A new study challenges the long-held belief that large theropod dinosaurs, including Tyrannosaurus rex, had exposed teeth when their mouths were closed. Instead, the research suggests their teeth were covered by thin, scaly lips, similar to modern Komodo dragons. The findings could impact our understanding of dinosaur dental anatomy, feeding ecology, biomechanics, and their portrayal in scientific and popular culture.
Contrary to more than a century of scientific and popular depictions, the large teeth of Tyrannosaurus rex and other toothy theropod dinosaurs were likely completely covered by thin, scaly “lips” when the mouth was closed. This is according to a new study published today (March 30) in the journal Science. The findings shift perceptions about the appearance and oral anatomy of such iconic prehistoric predators.
Nonavian theropod dinosaurs are renowned for their large, dagger-like teeth. As a result, scientific and popular reconstructions of these dinosaurs have often featured these teeth as exposed – prominently protruding outside their closed mouths like crocodiles – rather than covered by soft facial tissues of the mouth as they are in most other terrestrial reptiles, like modern Komodo dragons.
However, theropod teeth are known to have relatively thin enamel. Since large theropod species likely retained their sharp and serrated teeth over long periods of time, it’s thought that constant exposure would likely lead to damaging tooth desiccation and wear. Whether these ancient apex predators’ teeth were permanently exposed, as is often depicted, or covered by lip-like labial scales like a Komodo dragon, remains uncertain.

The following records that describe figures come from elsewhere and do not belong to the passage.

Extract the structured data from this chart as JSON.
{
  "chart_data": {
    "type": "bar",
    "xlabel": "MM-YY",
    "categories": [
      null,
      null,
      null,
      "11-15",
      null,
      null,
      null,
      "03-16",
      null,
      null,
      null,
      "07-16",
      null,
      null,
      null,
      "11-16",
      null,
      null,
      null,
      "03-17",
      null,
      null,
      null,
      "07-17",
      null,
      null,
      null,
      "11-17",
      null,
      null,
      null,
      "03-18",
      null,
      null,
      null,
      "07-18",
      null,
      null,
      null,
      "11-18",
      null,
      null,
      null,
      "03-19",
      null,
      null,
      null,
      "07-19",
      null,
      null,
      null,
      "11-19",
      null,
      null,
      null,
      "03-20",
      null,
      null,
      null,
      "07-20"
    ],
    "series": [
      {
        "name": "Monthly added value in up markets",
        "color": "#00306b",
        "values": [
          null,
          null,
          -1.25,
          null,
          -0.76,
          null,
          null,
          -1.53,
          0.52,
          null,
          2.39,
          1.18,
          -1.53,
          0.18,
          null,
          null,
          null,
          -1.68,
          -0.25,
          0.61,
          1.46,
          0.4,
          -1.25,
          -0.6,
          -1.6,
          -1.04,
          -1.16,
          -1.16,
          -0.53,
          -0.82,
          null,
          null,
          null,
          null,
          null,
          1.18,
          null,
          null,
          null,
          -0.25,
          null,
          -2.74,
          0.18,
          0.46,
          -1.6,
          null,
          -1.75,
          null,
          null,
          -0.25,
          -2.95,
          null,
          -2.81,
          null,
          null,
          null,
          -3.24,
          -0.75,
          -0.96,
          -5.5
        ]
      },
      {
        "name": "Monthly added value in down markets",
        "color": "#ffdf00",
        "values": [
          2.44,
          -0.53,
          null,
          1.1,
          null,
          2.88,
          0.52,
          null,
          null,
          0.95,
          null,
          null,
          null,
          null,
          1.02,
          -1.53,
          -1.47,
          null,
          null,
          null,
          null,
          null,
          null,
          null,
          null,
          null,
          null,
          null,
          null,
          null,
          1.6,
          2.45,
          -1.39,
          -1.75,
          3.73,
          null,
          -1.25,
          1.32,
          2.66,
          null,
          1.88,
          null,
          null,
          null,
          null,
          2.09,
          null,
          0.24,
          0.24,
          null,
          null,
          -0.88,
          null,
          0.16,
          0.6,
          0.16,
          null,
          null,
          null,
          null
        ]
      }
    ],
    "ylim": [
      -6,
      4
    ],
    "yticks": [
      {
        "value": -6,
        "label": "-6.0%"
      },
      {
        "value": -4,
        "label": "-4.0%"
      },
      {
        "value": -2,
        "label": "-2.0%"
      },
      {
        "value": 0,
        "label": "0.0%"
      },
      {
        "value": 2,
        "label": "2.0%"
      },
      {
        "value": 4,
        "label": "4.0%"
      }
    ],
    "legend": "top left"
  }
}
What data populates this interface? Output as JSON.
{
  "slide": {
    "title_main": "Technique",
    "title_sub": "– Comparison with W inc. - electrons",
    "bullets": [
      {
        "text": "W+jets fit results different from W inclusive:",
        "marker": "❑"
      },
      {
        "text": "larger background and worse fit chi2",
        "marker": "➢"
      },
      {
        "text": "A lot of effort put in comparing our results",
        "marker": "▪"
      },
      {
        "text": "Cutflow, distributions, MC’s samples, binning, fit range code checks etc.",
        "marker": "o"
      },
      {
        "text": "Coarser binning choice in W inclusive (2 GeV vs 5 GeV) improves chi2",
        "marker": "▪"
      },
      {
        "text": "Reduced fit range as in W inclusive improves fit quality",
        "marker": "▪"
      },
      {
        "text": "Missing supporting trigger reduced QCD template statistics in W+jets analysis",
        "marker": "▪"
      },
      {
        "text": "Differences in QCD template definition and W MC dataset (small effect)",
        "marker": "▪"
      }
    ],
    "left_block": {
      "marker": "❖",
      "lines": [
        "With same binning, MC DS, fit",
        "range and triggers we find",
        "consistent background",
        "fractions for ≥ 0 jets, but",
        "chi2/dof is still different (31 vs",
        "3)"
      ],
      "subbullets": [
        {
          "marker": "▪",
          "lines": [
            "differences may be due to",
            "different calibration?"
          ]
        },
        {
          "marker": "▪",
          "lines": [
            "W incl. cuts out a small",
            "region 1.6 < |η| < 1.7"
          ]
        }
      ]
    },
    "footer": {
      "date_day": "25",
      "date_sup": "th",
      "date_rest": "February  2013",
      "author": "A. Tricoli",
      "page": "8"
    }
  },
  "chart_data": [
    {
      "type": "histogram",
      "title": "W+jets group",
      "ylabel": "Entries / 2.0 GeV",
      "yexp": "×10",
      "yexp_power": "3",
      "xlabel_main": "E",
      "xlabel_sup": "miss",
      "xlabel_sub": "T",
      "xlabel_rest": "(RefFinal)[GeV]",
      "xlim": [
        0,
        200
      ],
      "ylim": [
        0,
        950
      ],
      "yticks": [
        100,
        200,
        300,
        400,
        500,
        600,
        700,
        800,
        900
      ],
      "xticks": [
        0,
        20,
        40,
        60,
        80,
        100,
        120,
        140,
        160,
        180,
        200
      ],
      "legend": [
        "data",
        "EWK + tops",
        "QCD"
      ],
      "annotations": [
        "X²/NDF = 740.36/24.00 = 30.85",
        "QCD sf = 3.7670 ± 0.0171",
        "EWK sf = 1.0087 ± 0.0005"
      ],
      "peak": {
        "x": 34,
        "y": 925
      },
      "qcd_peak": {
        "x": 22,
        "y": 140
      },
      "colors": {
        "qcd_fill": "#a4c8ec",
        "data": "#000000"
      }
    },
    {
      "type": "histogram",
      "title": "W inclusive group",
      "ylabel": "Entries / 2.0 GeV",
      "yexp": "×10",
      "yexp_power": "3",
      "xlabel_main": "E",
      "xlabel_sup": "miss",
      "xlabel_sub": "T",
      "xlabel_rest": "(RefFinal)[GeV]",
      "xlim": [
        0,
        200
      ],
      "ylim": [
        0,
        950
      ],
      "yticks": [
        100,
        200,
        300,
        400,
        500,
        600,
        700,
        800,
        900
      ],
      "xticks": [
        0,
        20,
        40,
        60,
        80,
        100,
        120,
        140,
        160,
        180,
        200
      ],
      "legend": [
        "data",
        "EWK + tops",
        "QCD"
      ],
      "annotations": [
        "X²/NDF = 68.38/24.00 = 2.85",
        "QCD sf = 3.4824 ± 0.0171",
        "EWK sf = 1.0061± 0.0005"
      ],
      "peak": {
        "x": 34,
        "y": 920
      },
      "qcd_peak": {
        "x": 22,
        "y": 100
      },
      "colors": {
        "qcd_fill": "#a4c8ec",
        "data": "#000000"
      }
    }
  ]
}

To test alternate hypotheses of theropod facial reconstructions, Thomas Cullen and colleagues evaluated the relationship between skull length and tooth size for a range of theropod dinosaurs and living and extinct toothed reptiles. They performed a comparative histological analysis of tooth wear patterns for tyrannosaurid and crocodilian teeth.
According to Cullen et al., in contrast to their closest toothed crocodilian relatives, theropod teeth lacked any evidence of outer surface wear, indicating the existence of extraoral tissues and oral secretions needed to keep them hydrated and protected from exposure. What’s more, the authors found that, even though the skulls and teeth of some theropods were far larger than extant reptiles, the tooth-skull size relationship in theropods closely aligned with that of living reptiles, particularly monitor lizards, who do not have exposed teeth.
These findings suggest that theropod teeth were not too big to fit in their mouth without having to be exposed. Cullen et al. argue that the data suggests that all theropod dinosaurs had teeth completely covered by labial scales when the mouth was closed – findings that could have implications on our understanding of dinosaur dental anatomy, feeding ecology, and biomechanics, as well as on the portrayal of dinosaurs in science and popular culture.
Reference: “Theropod dinosaur facial reconstruction and the importance of soft tissues in paleobiology” by Thomas M. Cullen, Derek W. Larson, Mark P. Witton, Diane Scott, Tea Maho, Kirstin S. Brink, David C. Evans and Robert Reisz, 30 March 2023, Science.